Dr. Yannis Tzaninis is Post-doc researcher and holds a PhD in Sociology from the University of Amsterdam. He holds a Master’s degree in Human Geography from the UvA where he studied residential segregation, isolation and concentration among native and immigrant residents of Rotterdam. During his PhD he researched the (social and spatial) mobility, experiences and aspirations of old and new inhabitants of Almere, a suburban New Town outside Amsterdam. His more recent work is about political transformations in city and periphery, focusing on the intersection of rising xenophobia and sub/urban diversification. He is also engaging with new ways of life in suburbia as a result of demographic diversification and urban exclusion.

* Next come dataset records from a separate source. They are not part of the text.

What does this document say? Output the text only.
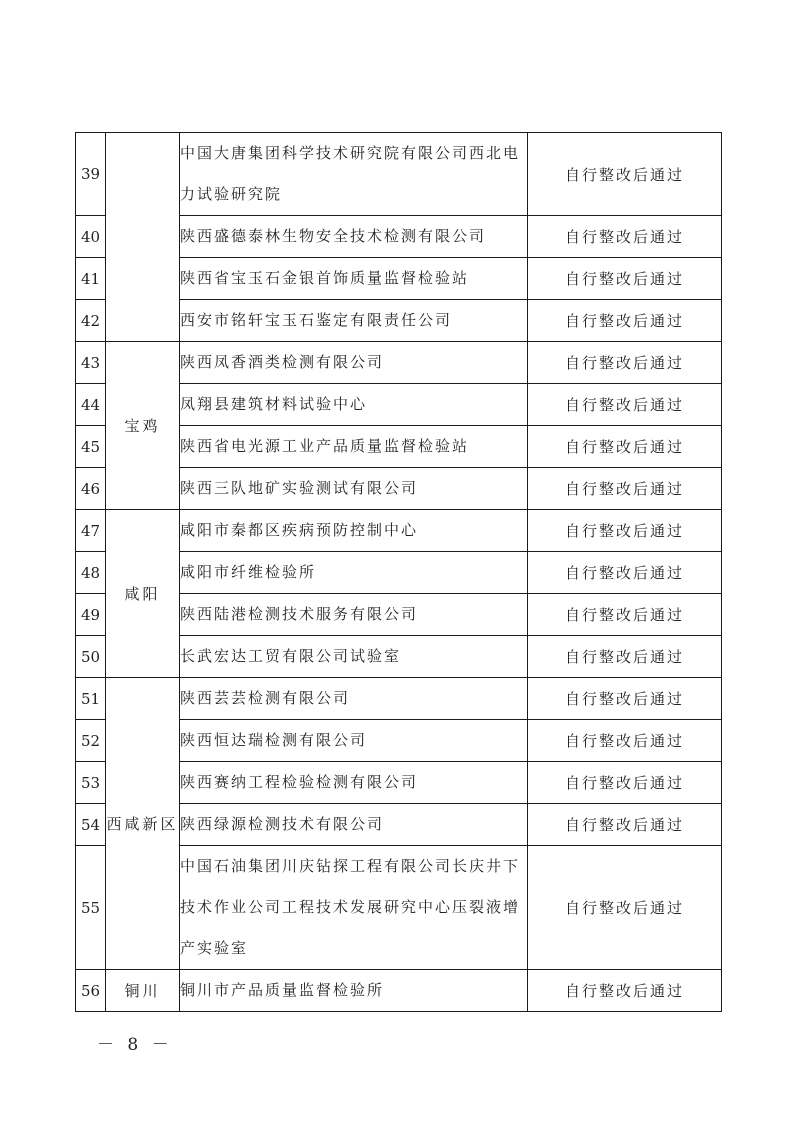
39		中国大唐集团科学技术研究院有限公司西北电力试验研究院	自行整改后通过
40		陕西盛德泰林生物安全技术检测有限公司	自行整改后通过
41		陕西省宝玉石金银首饰质量监督检验站	自行整改后通过
42		西安市铭轩宝玉石鉴定有限责任公司	自行整改后通过
43	宝鸡	陕西凤香酒类检测有限公司	自行整改后通过
44		凤翔县建筑材料试验中心	自行整改后通过
45		陕西省电光源工业产品质量监督检验站	自行整改后通过
46		陕西三队地矿实验测试有限公司	自行整改后通过
47	咸阳	咸阳市秦都区疾病预防控制中心	自行整改后通过
48		咸阳市纤维检验所	自行整改后通过
49		陕西陆港检测技术服务有限公司	自行整改后通过
50		长武宏达工贸有限公司试验室	自行整改后通过
51	西咸新区	陕西芸芸检测有限公司	自行整改后通过
52		陕西恒达瑞检测有限公司	自行整改后通过
53		陕西赛纳工程检验检测有限公司	自行整改后通过
54		陕西绿源检测技术有限公司	自行整改后通过
55		中国石油集团川庆钻探工程有限公司长庆井下技术作业公司工程技术发展研究中心压裂液增产实验室	自行整改后通过
56	铜川	铜川市产品质量监督检验所	自行整改后通过
－ 8 －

Yannis is currently involved in drafting a state-of-the-art research paper on Suburban Political Ecology, aiming at creating a new agenda that can deal with the ecological consequences of “postsuburbanization” and sprawl. He has been involved in the past in (international) comparative research projects on the interethnic coexistence in European neighbourhoods, on housing policies and migrants, and on the relation between social mobility and neighbourhood change.
Charlotte E. Wolff is working with team Iceland on the MAPS project, which aligns with her theoretical and practical interests in inclusive pedagogy and educational equity. She has an interdisciplinary background in Linguistics, Education, Anthropology, and Educational Science (Ph.D., 2016, Open Universiteit Nederland). As an adjunct professor at the University of Iceland, School of Education, she supports and prepares in- and pre-service teachers for the challenges of teaching language in increasingly multicultural contexts. Her academic pursuits are combined with many years of teaching experience in diverse contexts, from the remote humid highlands of Northwest Cameroon to urban classroom teaching in East Harlem, NYC. She has published in the Journal of Teacher Education, Teaching and Teacher Education, and Instructional Science, and works with a varied network of researchers, teacher educators, and classroom teachers in Europe and North America.
Much of her research has focused on teacher cognition and teacher expertise development, particularly how teachers perceive and interpret classroom situations, and determining the influence of practical experience on teachers’ representations of interactions and events. Her work is characterized by a mixed-method approach that blends qualitative insights with quantitative measures, and also draws upon linguistic analysis and ethnographic inquiry. Her MAPS project contribution links to teachers’ practices of in-/exclusion in education and involves micro-level investigations focusing on the social, interactional, and pedagogical practices of teachers in relation to the experiences and perspectives of their students.